Founding Members Celebrate Tampa's Office of Human Rights 


This information is 1 month old and may no longer be accurate.
Posted
Guest speakers Fred Hearns and Patricia Newton

Guest speakers Fred Hearns and Patricia Newton 

MEDIA AVAILABILITY
 
WHO: Mayor Jane Castor will be joined by past and present employees of the Office of Human Rights, Human Rights Board members, and other community supporters to mark 55 years since the City of Tampa investigated the first discrimination complaint, 50 years since the creation of the Office of Human Rights, and 30 years since the passage of the City's human rights ordinance.
DATE: Wednesday, April 13, 2022
TIME: 1:30 p.m.
LOCATION: DoubleTree by Hilton, 4500 W. Cypress Street, Tampa, FL

Interview opportunities with Investigations Supervisor Maurice Foster and guest speakers Fred Hearns and Patricia Newton will be available at 12:30 p.m.


The Tampa Office of Human Rights will host a special gathering to celebrate its remarkable history and honor the former employees who helped pave the way for its formation.

On Wednesday, April 13, 2022, Mayor Jane Castor will be joined by past and present employees of the Office of Human Rights, Human Rights board members, and other community supporters to mark 55 years since the City of Tampa investigated the first complaint, 50 years since the creation of the Office of Human Rights, and 30 years since the passage of the City's human rights ordinance. Prior to 1992, the Tampa Office of Human Rights operated under state and federal statutes.

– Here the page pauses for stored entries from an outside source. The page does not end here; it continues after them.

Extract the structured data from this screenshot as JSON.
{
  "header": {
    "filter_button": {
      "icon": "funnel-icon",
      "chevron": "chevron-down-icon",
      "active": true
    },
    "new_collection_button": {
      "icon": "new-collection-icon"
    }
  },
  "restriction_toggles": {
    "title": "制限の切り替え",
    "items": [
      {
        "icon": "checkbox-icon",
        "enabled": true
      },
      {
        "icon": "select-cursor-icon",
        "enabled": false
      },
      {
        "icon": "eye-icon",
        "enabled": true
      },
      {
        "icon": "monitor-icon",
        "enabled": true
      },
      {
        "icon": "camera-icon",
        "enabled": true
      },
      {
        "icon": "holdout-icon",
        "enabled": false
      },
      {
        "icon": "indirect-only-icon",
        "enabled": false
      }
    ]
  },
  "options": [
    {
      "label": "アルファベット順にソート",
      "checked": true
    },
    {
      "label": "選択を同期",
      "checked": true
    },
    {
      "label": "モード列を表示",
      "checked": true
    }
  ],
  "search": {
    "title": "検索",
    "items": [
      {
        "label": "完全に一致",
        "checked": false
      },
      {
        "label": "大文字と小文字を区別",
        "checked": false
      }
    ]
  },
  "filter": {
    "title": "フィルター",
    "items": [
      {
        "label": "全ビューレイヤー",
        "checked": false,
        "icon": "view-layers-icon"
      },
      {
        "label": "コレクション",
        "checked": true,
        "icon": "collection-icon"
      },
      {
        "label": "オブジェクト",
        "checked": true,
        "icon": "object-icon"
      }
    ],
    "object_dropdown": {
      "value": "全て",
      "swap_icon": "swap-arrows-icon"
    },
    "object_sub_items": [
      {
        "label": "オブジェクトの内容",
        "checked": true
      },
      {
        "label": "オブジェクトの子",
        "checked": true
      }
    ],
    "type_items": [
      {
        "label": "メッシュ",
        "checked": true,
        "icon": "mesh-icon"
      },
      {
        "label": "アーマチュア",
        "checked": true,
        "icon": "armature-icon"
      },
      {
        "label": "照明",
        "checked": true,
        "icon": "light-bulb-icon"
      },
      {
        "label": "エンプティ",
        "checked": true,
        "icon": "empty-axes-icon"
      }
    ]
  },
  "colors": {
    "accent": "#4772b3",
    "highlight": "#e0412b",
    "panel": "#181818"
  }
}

Five former employees will also be honored for the historic steps they took to spearhead the creation of this office, which is responsible for investigating and enforcing anti-discrimination laws within the City of Tampa. Guest speakers Fred Hearns and Patricia Newton will share their background and memories of the evolution of the Office of Human Rights and the integral role they played.

Hearns, who began working for the City of Tampa in 1975, under the leadership of then Mayor Bill Poe, served in what was previously known as the Community Relations Office. At the time, the office had no official enforcement power of discrimination complaints and instead worked with local businesses, property owners, and managers, through voluntary compliance. Hearns ultimately became the City's human rights director in 1992.

After a long and celebrated career with the City of Orlando, Patricia Newton moved to Tampa to lead the Office of Human Rights from 2016 to 2019. 

"Our Office of Human Rights has evolved drastically over the years and its history serves as a reflection of our City's commitment to social justice," said Mayor Jane Castor. "We are honoring the people who helped build this office from the ground up and also celebrate our current current team members for the passion they display every day as they fight to protect the rights of our residents."

During this event, Mayor Castor will also present the official proclamation, declaring April as Fair Housing Month.